The Biggest Loser of Super Bowl LII (and It Wasn’t Tom Brady)



I’ve never been a huge Super Bowl watcher. I grew up cheering for the Vikings who never make it (this year was particularly painful) so the only reason to watch the Big Game has been the commercials and the halftime show.

This year was no different. With brands spending $5 million for 30 seconds and Justin Timberlake as the entertainment, I settled in that Sunday afternoon expecting marketing masterpieces and an epic concert with a little football in between.

As irony would have it, the best thing about Super Bowl LII was actually the game itself. And though Tom Brady lost and Justin Timberlake was a disappointment, the biggest losers of the night were this year’s commercials. Universally bland, clearly ad execs decided it was better to play it safe and go for the field goal than risk backlash at a failed two-point conversion.

We saw this coming. The Wall Street Journal warned three days before the Super Bowl that brands were sticking to “humor, nostalgia and humanitarian efforts” this year. It’s easy to understand why: Last year, companies like RP Lumber and Anheuser-Busch faced backlash from their politically charged ads that ran during the 2017 Super Bowl. And, though it wasn’t a Super Bowl ad, Pepsi faced the wrath of an ad gone wrong with the 2017 young Jenner disaster.

Is Boring All That’s Left?

The question is, if controversial or politically charged Super Bowl commercials are too risky, but humorous commercials are forgotten before people gather at the water cooler Monday morning, what is a brand to do?

To answer that question, let me take you back to 2014 where Anheuser-Busch ran a Super Bowl ad that hit the commercial sweet spot. It was as far from controversial as apple pie (not pizza pie, obviously), not at all funny, and yet totally memorable.

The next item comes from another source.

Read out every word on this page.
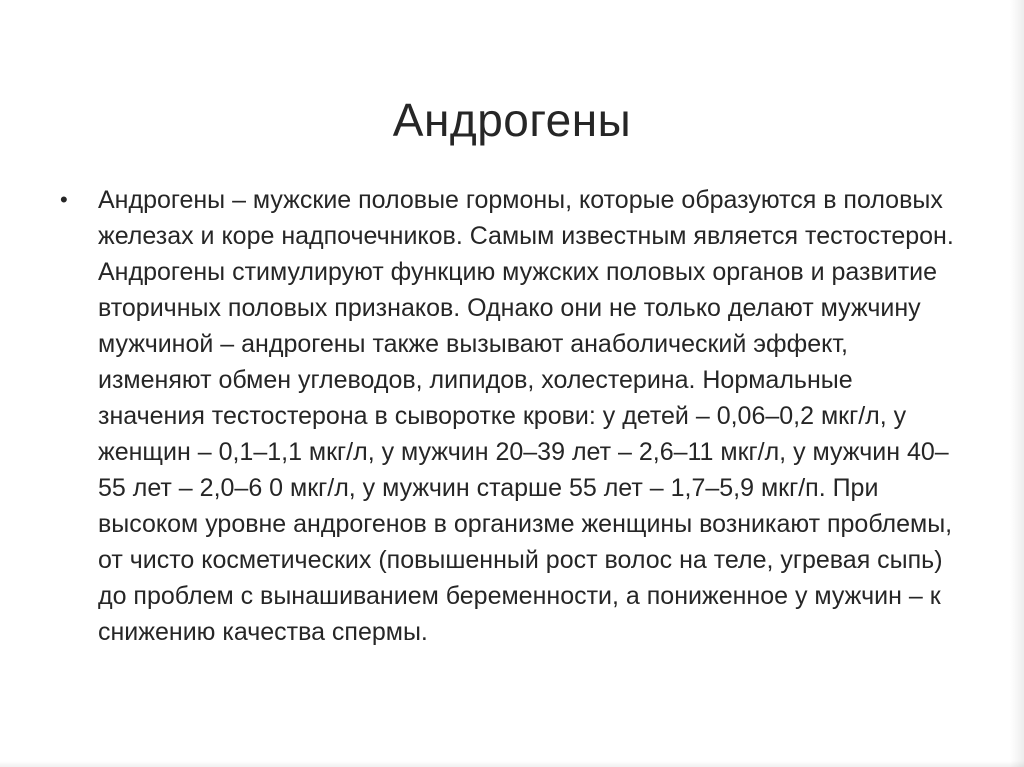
Андрогены
•	Андрогены – мужские половые гормоны, которые образуются в половых железах и коре надпочечников. Самым известным является тестостерон. Андрогены стимулируют функцию мужских половых органов и развитие вторичных половых признаков. Однако они не только делают мужчину мужчиной – андрогены также вызывают анаболический эффект, изменяют обмен углеводов, липидов, холестерина. Нормальные значения тестостерона в сыворотке крови: у детей – 0,06–0,2 мкг/л, у женщин – 0,1–1,1 мкг/л, у мужчин 20–39 лет – 2,6–11 мкг/л, у мужчин 40–55 лет – 2,0–6 0 мкг/л, у мужчин старше 55 лет – 1,7–5,9 мкг/п. При высоком уровне андрогенов в организме женщины возникают проблемы, от чисто косметических (повышенный рост волос на теле, угревая сыпь) до проблем с вынашиванием беременности, а пониженное у мужчин – к снижению качества спермы.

Even now, if I asked you to name the biggest commercial of the 2014 Super Bowl, you may hesitate. But if I mentioned, “the one with the puppy and the horses,” suddenly non-HD images would likely come back to you of those 30 seconds from four years ago of that adorable retriever puppy and the Clydesdales.

What made that ad a winner? It told a story. It was safe, yes, but it was also compelling.

Whether you have a small business, a growing business or a massive brand (like Budweiser), take a page from the 2014 Super Bowl commercial playbook and follow these guidelines for telling your game-winning stories.

  1. Go back to basics. Remember your 3rd grade English class where your teacher told you a story has a beginning, middle and end? As rudimentary as it is, the basics of a good story still resides in that three-part formula. Engage your audience by bringing them along on a journey that starts, continues and ends. Give them them an opportunity to wonder what might happen next and delight when the story comes to a satisfactory ending.
  2. Don’t get too emotional. While the goal of any good story is to incorporate emotion, don’t force it. Simple, relatable stories are often as compelling as highly dramatic ones due to their ring-of-truth nature.
  3. Don’t break the bank. Not every marketing piece has to be a super-expensive, complicated production. If you have the right story, hire film majors from a local college to help bring it to life. You get a beautiful piece of content and they get a great resume builder; win-win.
  4. It’s not all about you. Your business should take a backseat to the story. The Puppy Love commercial didn’t even mention beer and your logo shouldn’t appear until the end. 

Though it’s hard to believe, especially after the year they’ve had, in the end, the game of football was the big winner at Super Bowl LII. In fact, I might actually watch the whole season next year. Skol.